Les moyens pour y parvenir ou s'en approcher au maximum ne seront pas nécessairement aisés à trouver dans le laps de temps imparti par le Conseil constitutionnel (1er janvier 2015).

Plusieurs hypothèses sont envisageables telle que la répartition prorata temporis de la charge annuelle de CFE sur chacune des parties à l'opération de réorganisation (en fonction de la durée pendant laquelle chacune à la disposition des actifs immobiliers concernés au cours de l'exercice).

L'annualisation de la valeur ajoutée de la société cédante (absorbée/apporteuse) est également potentiellement une piste à creuser mais qui n'est pas sans poser de difficultés compte tenu de la saisonnalité de certaines activités.

Mais la piste la plus rationnelle serait d'en revenir purement et simplement au régime antérieur.
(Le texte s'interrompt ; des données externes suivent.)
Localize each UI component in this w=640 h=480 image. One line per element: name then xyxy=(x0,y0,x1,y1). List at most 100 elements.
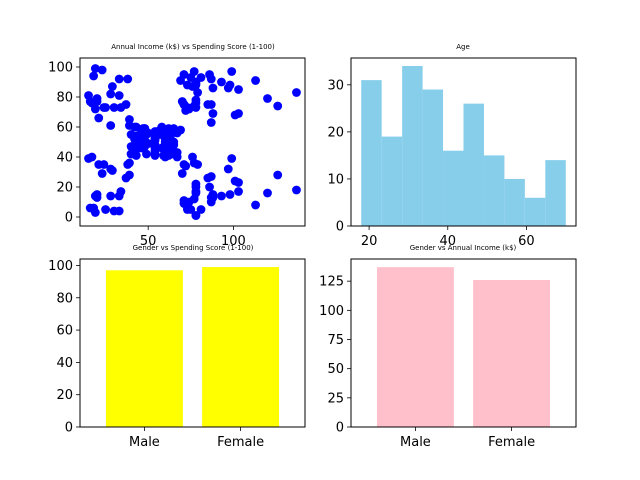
age-panel: Age 20 40 60 0 10 20 30 xyxy=(327,43,577,249)
scatter-point xyxy=(106,89,116,99)
scatter-point xyxy=(109,103,119,112)
gender-income-ytick-label: 0 xyxy=(336,421,344,436)
age-x-ticks: 20 40 60 xyxy=(361,226,535,249)
scatter-ytick-label: 80 xyxy=(56,91,73,106)
age-histogram-bar xyxy=(524,197,546,226)
scatter-point xyxy=(97,169,107,178)
gender-income-xtick-label: Female xyxy=(488,435,535,450)
scatter-point xyxy=(217,77,226,87)
scatter-point xyxy=(169,137,179,147)
scatter-point xyxy=(87,152,97,162)
age-title: Age xyxy=(456,43,470,51)
scatter-point xyxy=(143,128,153,138)
scatter-point xyxy=(193,88,203,97)
scatter-point xyxy=(172,152,182,162)
age-ytick-label: 20 xyxy=(327,125,344,140)
scatter-point xyxy=(234,85,243,94)
gender-spending-ytick-label: 100 xyxy=(48,259,73,274)
gender-income-ytick-label: 75 xyxy=(327,333,344,348)
scatter-point xyxy=(292,88,301,97)
gender-spending-bars xyxy=(105,267,280,427)
scatter-point xyxy=(193,160,203,169)
scatter-point xyxy=(143,139,153,148)
scatter-point xyxy=(121,100,131,109)
age-y-ticks: 0 10 20 30 xyxy=(327,78,351,235)
age-xtick-label: 20 xyxy=(361,234,378,249)
age-axes-frame xyxy=(350,57,577,227)
scatter-point xyxy=(92,193,102,202)
gender-spending-bar xyxy=(105,270,183,427)
scatter-point xyxy=(196,205,206,214)
scatter-point xyxy=(106,191,116,201)
age-histogram-bar xyxy=(483,155,505,226)
scatter-point xyxy=(125,158,134,168)
scatter-point xyxy=(234,109,243,118)
gender-income-panel: Gender vs Annual Income (k$) Male Female … xyxy=(319,244,577,450)
gender-spending-ytick-label: 80 xyxy=(56,291,73,306)
gender-spending-ytick-label: 40 xyxy=(56,356,73,371)
scatter-point xyxy=(90,64,100,73)
age-ytick-label: 30 xyxy=(327,78,344,93)
scatter-point xyxy=(107,82,117,91)
age-histogram-bar xyxy=(402,66,423,226)
gender-income-bar xyxy=(376,267,454,427)
gender-income-axes-frame xyxy=(350,258,577,428)
age-histogram-bar xyxy=(381,136,403,226)
scatter-point xyxy=(116,187,126,196)
scatter-point xyxy=(181,161,191,171)
scatter-point xyxy=(217,191,226,201)
age-histogram-bar xyxy=(422,89,444,226)
age-histogram-bar xyxy=(361,80,382,226)
gender-spending-xtick-label: Male xyxy=(129,435,160,450)
scatter-point xyxy=(90,208,100,217)
scatter-axes-frame xyxy=(79,57,306,227)
gender-income-title: Gender vs Annual Income (k$) xyxy=(410,244,517,252)
scatter-point xyxy=(179,70,189,79)
gender-income-x-ticks: Male Female xyxy=(400,427,535,450)
scatter-point xyxy=(206,172,216,181)
scatter-point xyxy=(234,187,243,196)
age-ytick-label: 10 xyxy=(327,172,344,187)
gender-spending-xtick-label: Female xyxy=(217,435,264,450)
scatter-point xyxy=(89,71,99,81)
gender-spending-axes-frame xyxy=(79,258,306,428)
scatter-point xyxy=(251,76,260,85)
scatter-point xyxy=(191,95,201,105)
scatter-point xyxy=(223,164,233,174)
scatter-point xyxy=(225,190,235,199)
scatter-point xyxy=(196,73,206,82)
scatter-point xyxy=(90,104,100,114)
scatter-title: Annual Income (k$) vs Spending Score (1-… xyxy=(111,43,275,51)
scatter-point xyxy=(208,190,218,199)
scatter-point xyxy=(186,205,196,214)
gender-income-bars xyxy=(376,267,551,427)
scatter-point xyxy=(94,113,104,123)
scatter-ytick-label: 0 xyxy=(65,211,73,226)
scatter-point xyxy=(208,109,218,118)
scatter-ytick-label: 100 xyxy=(48,61,73,76)
gender-income-ytick-label: 50 xyxy=(327,362,344,377)
gender-income-y-ticks: 0 25 50 75 100 125 xyxy=(319,275,351,436)
scatter-point xyxy=(123,74,133,84)
gender-spending-x-ticks: Male Female xyxy=(129,427,264,450)
scatter-xtick-label: 100 xyxy=(221,234,246,249)
gender-income-ytick-label: 25 xyxy=(327,391,344,406)
scatter-point xyxy=(191,211,201,220)
scatter-point xyxy=(131,122,141,132)
scatter-point xyxy=(157,122,167,132)
scatter-point xyxy=(263,188,272,198)
scatter-point xyxy=(142,149,151,159)
age-histogram-bars xyxy=(361,66,566,226)
scatter-point xyxy=(292,185,301,195)
scatter-point xyxy=(92,94,102,103)
scatter-point xyxy=(125,115,134,124)
scatter-point xyxy=(125,170,134,180)
age-xtick-label: 60 xyxy=(518,234,535,249)
scatter-point xyxy=(227,154,237,163)
scatter-point xyxy=(273,101,283,111)
scatter-point xyxy=(99,160,109,169)
age-xtick-label: 40 xyxy=(439,234,456,249)
gender-income-ytick-label: 100 xyxy=(319,304,344,319)
scatter-point xyxy=(251,200,260,210)
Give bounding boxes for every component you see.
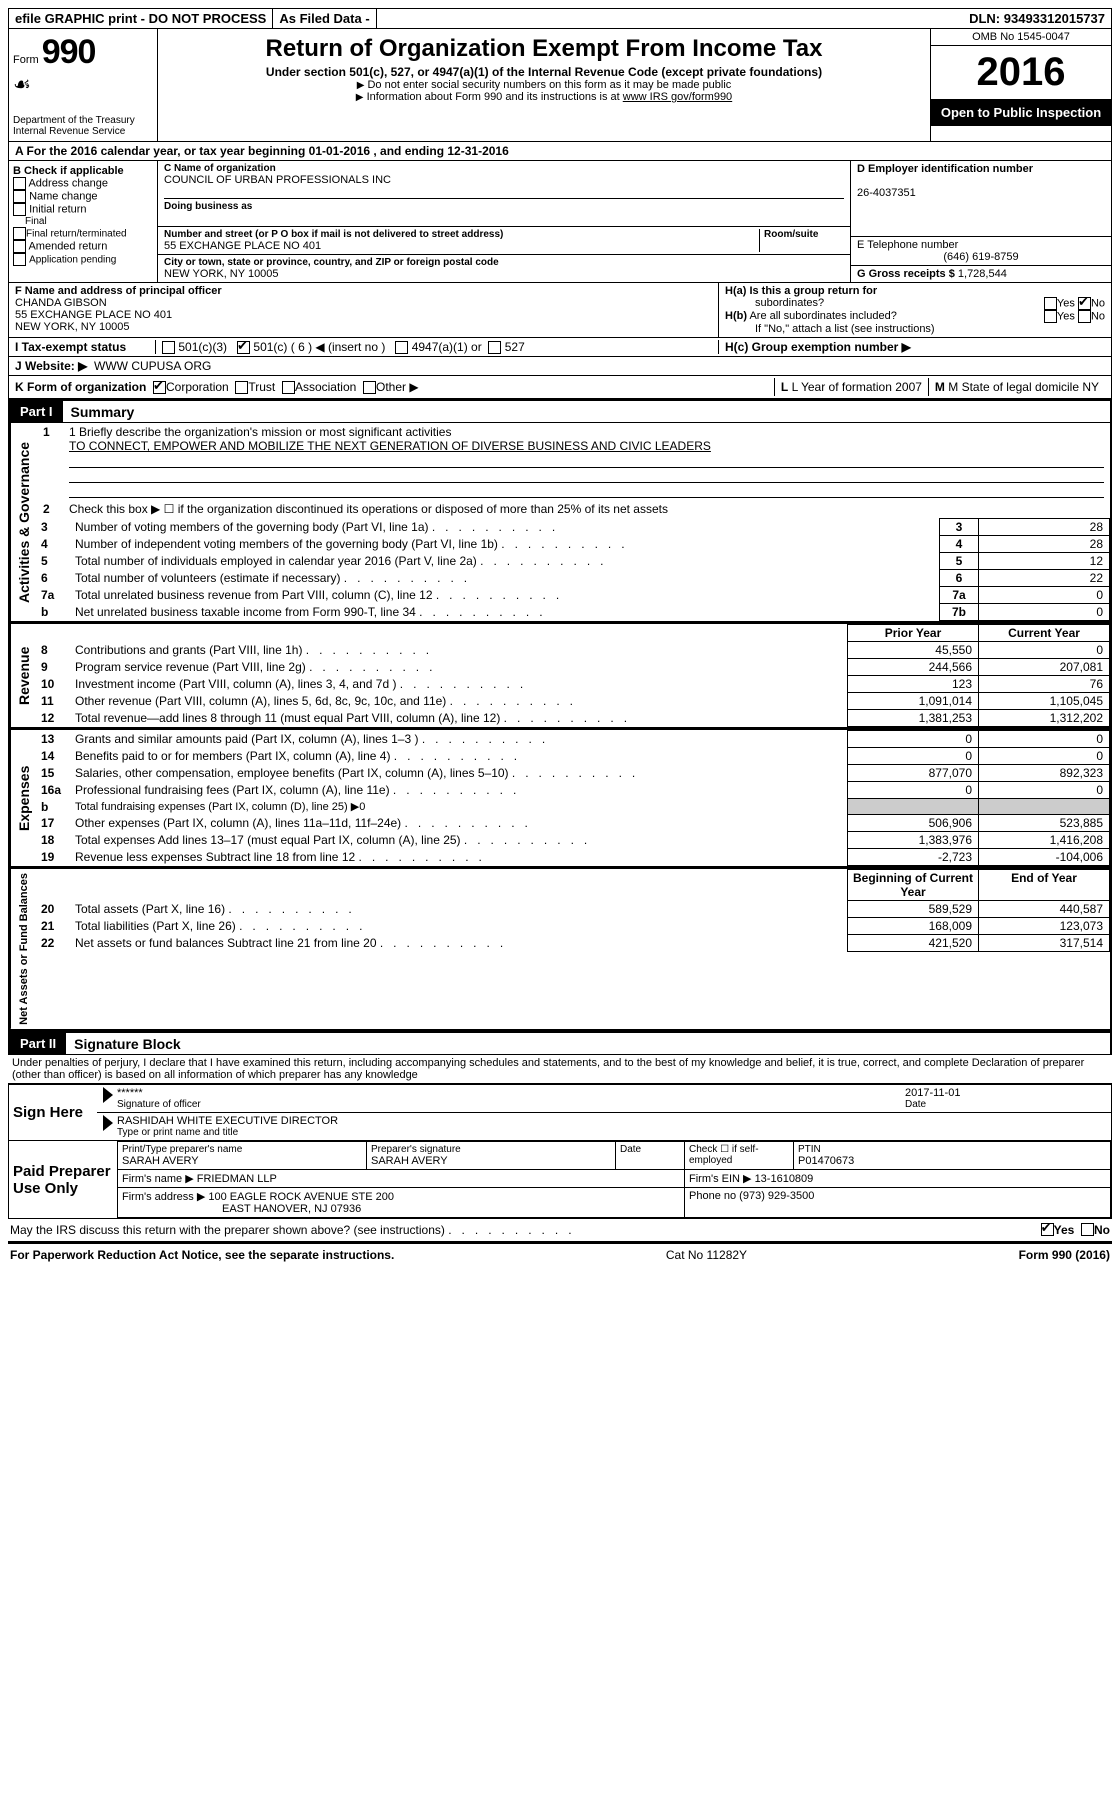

En effet, l'administration n'est pas dépourvue de moyens lui permettant de rectifier les conséquences fiscales d'une opération qui lui paraîtrait abusive. Il ne nous semble dès lors pas nécessaire d'instituer un dispositif complémentaire spécifique pour les opérations visées par la disposition déclarée inconstitutionnelle.

Lexbase : Pourrait-on voir cette décision s'étendre sur d'autres mesures de ce type ou est-ce un cas particulier qu'il fallait résoudre en raison des enjeux financiers ?

Eric Meier et Edouard de Rancher : Le caractère totalement disproportionné des impositions qu'étaient susceptibles de subir les contribuables en l'espèce a pu conforter la décision de non conformité ainsi que l'extension de ses effets aux procédures à venir (et non seulement aux instances en cours).

Il n'est toutefois pas toujours aisé en pratique de pouvoir caractériser l'inégalité de traitement subie par un contribuable ou d'apprécier le poids d'un prélèvement au regard des facultés contributives du contribuable. Or, ce sont ces démonstrations qui seules peuvent convaincre le Conseil constitutionnel.